L’arrêt du TF confirme l’avis de droit présenté récemment par l’OSAR, a indiqué Jürg Schertenleib de l’OSAR. La politique d’asile est ainsi clairement délimitée. L’aide d’urgence ne doit pas être utilisée comme un moyen de coercition ou refusée par les cantons.

Critiques du ministre de la Justice

Le ministre de la Justice Christoph Blocher, anticipant la décision des juges de la Cour de Mont-Repos à Lausanne, qui crée un précédent pour les autorités concernées, l’avait déjà critiquée jeudi.

Il faut préciser cependant que le Tribunal fédéral n’est pas une cour constitutionnelle qui, à l’instar de la France ou de l’Allemagne, a la compétence de modifier la Constitution et donc d’infléchir les décisions parlementaires.

D’autre part, cette affaire intervient à un moment important puisque, jeudi encore, le Conseil des Etats (Sénat) a sensiblement durci la loi sur l’asile.

Les représentants des cantons ont étendu la suppression de l’aide sociale à tous les requérants déboutés et non plus seulement aux NEM. Ils n’accordent l’aide d’urgence qu’aux demandeurs qui collaborent.

Regrets du HCR

De son côté le Haut Commissariat de l’ONU pour les réfugiés (HCR) a exprimé vendredi son «profond regret» de voir la Suisse produire une des réglementations les plus restrictives d’Europe.

Par exemple, la nouvelle loi précise que seuls des papiers d’identité en règle sont acceptables à l’entrée en Suisse. Ce qui suscite une vive réaction chez Rupert Colville, porte-parole du HCR.

«Si vous êtes persécuté par votre gouvernement, vous n’avez pas beaucoup de chance d’en obtenir un passeport», commente-t-il pour swissinfo. Et de s’inquiéter que les réfugiés «n’aient plus accès du tout à la Suisse».

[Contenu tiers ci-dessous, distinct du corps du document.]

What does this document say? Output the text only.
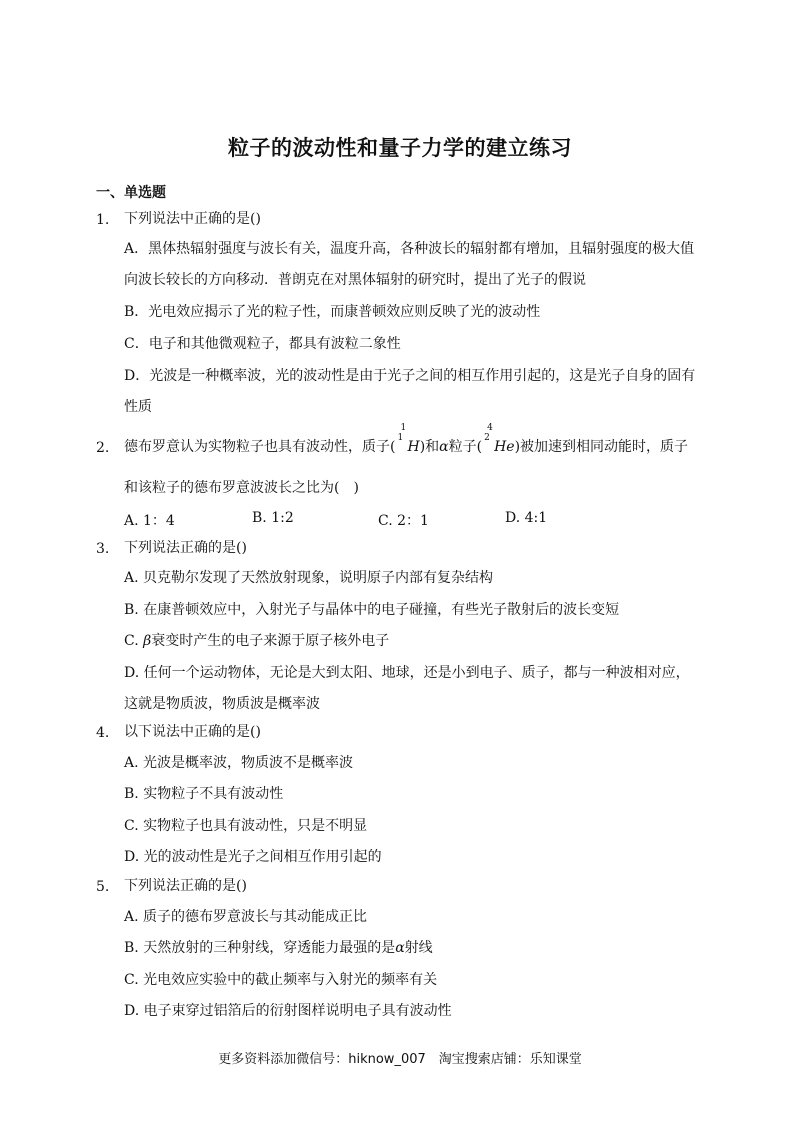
粒子的波动性和量子力学的建立练习
一、单选题
1. 下列说法中正确的是()
A．黑体热辐射强度与波长有关，温度升高，各种波长的辐射都有增加，且辐射强度的极大值
向波长较长的方向移动．普朗克在对黑体辐射的研究时，提出了光子的假说
B．光电效应揭示了光的粒子性，而康普顿效应则反映了光的波动性
C．电子和其他微观粒子，都具有波粒二象性
D．光波是一种概率波，光的波动性是由于光子之间的相互作用引起的，这是光子自身的固有
性质
2. 德布罗意认为实物粒子也具有波动性，质子(
1
1
H)和α粒子(
4
2
He)被加速到相同动能时，质子
和该粒子的德布罗意波波长之比为(　)
A. 1：4	B. 1:2	C. 2：1	D. 4:1
3. 下列说法正确的是()
A. 贝克勒尔发现了天然放射现象，说明原子内部有复杂结构
B. 在康普顿效应中，入射光子与晶体中的电子碰撞，有些光子散射后的波长变短
C. β衰变时产生的电子来源于原子核外电子
D. 任何一个运动物体，无论是大到太阳、地球，还是小到电子、质子，都与一种波相对应，
这就是物质波，物质波是概率波
4. 以下说法中正确的是()
A. 光波是概率波，物质波不是概率波
B. 实物粒子不具有波动性
C. 实物粒子也具有波动性，只是不明显
D. 光的波动性是光子之间相互作用引起的
5. 下列说法正确的是()
A. 质子的德布罗意波长与其动能成正比
B. 天然放射的三种射线，穿透能力最强的是α射线
C. 光电效应实验中的截止频率与入射光的频率有关
D. 电子束穿过铝箔后的衍射图样说明电子具有波动性
更多资料添加微信号：hiknow_007　淘宝搜索店铺：乐知课堂
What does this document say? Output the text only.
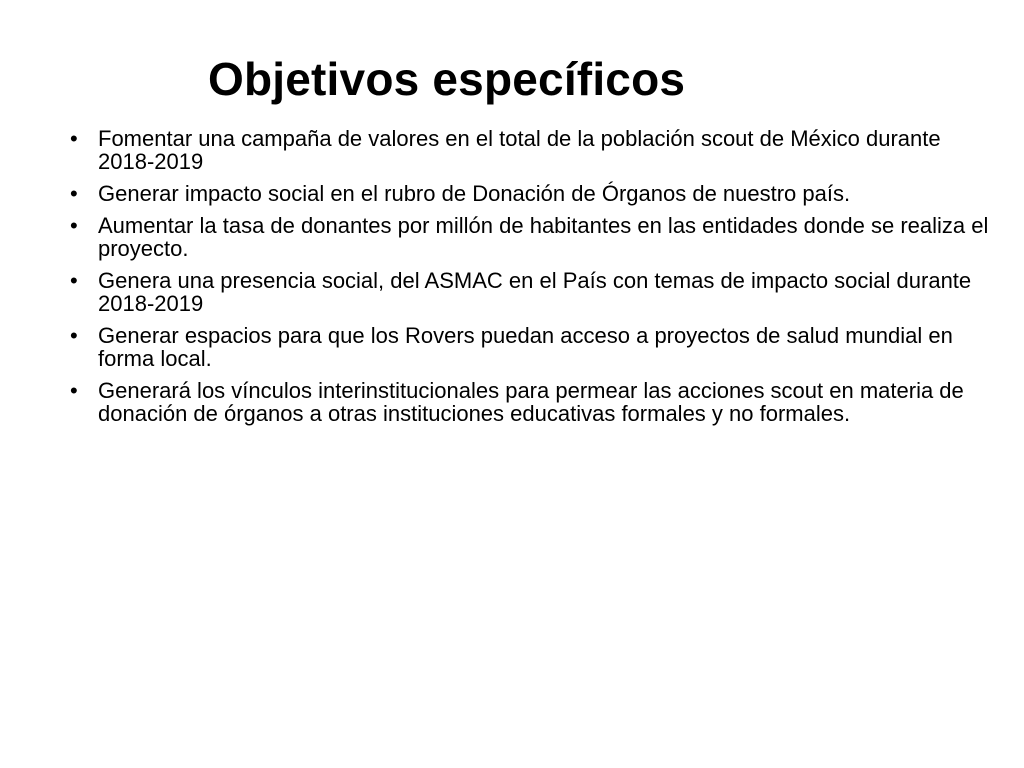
Objetivos específicos
• Fomentar una campaña de valores en el total de la población scout de México durante 2018-2019
• Generar impacto social en el rubro de Donación de Órganos de nuestro país.
• Aumentar la tasa de donantes por millón de habitantes en las entidades donde se realiza el proyecto.
• Genera una presencia social, del ASMAC en el País con temas de impacto social durante 2018-2019
• Generar espacios para que los Rovers puedan acceso a proyectos de salud mundial en forma local.
• Generará los vínculos interinstitucionales para permear las acciones scout en materia de donación de órganos a otras instituciones educativas formales y no formales.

Et le représentant du HCR fait encore remarquer que «le durcissement n’a fait que se renforcer durant le processus législatif», à un moment où le nombre de requérants d’asile en Suisse est retombé au taux le plus bas depuis 1987.

swissinfo et les agences

L’aide d’urgence implique que les requérants bénéficient d’un toit, de nourriture, d’articles de toilette ainsi que des soins dentaires et médicaux d’urgence.
Ces prestations peuvent prendre la forme d’une indemnité journalière fixée à 21 francs.
Dans le canton de Soleure, 16 cas similaires restent pendants.

– Le Sénat a décidé que seuls des documents d’identité valables seront acceptés à l’entrée en Suisse des demandeurs d’asile.

– Les autorités pourront transmettre des données sur un demandeur d’asile débouté à son pays d’origine.

– Le statut humanitaire, protégeant les personnes qui ne peuvent retourner dans leur pays en raison d’un conflit, a été rejeté par le Conseil des Etats qui a préféré maintenir l’actuelle «admission provisoire».

– Le regroupement familial est impossible avant trois ans.